Clearly, a call for a recession is premature, and my economic outlook has zero forecasts concerning the virus or any predictions regarding a conclusion.
Rather, when constructing an allocation to weather a shock, we must be mindful of the current state of the economy and the susceptibility to a recession from a negative event.
Currently, a recession is not imminent based on the data above. Still, the situation can evolve quickly, and the economy is far from immune to a shock in its current state.
Keys To Watch and Outlook
The increase in corporate bond yields late in 2018 was small in relation to other recessionary periods. Still, given
- the level of corporate leverage,
- anemic profit growth, and
- weak economic conditions,
a smaller increase can have a more significant impact.

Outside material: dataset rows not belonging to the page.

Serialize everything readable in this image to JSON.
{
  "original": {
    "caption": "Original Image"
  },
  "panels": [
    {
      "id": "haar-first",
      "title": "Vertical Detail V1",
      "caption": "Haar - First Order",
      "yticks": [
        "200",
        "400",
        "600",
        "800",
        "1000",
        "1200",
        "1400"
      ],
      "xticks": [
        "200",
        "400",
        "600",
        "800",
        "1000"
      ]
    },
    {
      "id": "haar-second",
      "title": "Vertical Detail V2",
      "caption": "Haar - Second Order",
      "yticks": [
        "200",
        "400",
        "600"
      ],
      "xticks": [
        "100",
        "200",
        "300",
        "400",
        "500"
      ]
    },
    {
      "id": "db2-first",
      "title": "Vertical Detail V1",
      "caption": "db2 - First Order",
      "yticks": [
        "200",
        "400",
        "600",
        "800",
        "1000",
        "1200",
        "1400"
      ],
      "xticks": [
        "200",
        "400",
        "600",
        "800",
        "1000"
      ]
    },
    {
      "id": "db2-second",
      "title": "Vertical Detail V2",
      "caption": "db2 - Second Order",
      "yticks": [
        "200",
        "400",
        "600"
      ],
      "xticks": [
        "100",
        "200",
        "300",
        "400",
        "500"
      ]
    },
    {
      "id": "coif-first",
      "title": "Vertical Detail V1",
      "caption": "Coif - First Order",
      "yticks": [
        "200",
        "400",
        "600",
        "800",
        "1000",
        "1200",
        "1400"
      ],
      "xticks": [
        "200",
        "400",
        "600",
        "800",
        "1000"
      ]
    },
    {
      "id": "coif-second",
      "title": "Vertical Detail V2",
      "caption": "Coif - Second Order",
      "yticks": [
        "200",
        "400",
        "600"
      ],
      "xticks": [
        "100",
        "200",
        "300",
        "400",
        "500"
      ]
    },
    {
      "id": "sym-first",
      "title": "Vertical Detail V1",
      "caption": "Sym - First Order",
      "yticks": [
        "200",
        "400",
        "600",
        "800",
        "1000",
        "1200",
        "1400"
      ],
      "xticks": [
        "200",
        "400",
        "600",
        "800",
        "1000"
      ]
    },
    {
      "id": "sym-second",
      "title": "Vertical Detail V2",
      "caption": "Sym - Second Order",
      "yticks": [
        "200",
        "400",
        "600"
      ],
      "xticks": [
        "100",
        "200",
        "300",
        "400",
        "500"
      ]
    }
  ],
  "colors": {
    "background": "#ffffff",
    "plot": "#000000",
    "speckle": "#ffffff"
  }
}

Employment growth has been in a downtrend since that late 2018 period, contributing to weaker rates of consumption growth seen in recent reports.
The economy is not imminently vulnerable to a recession, but that can change in a matter of weeks. The impact on employment is the key to watch when judging lasting recession risk.
Moving forward, if the current shock causes employment growth to suffer, already in a fragile state, recessionary conditions will be tough to avoid.
An acceleration in corporate layoffs will be exacerbated by higher borrowing costs, making credit spreads and bond prices a vital signal.
Given the susceptibility to a recession pending a worsening of conditions, investors should consider an added layer of protection should this negative shock take a turn for the worse.
If conditions worsen or simply do not improve for several weeks, a recession may be difficult to avoid, mainly due to the initial conditions before the shock began.
If the economy does tumble into a recession, risk assets are highly exposed, and a continued overweight allocation to Treasury bonds and gold will likely offer the best protection.
The model portfolio at EPB Macro Research continues to have an overweight exposure to Treasury bonds and gold.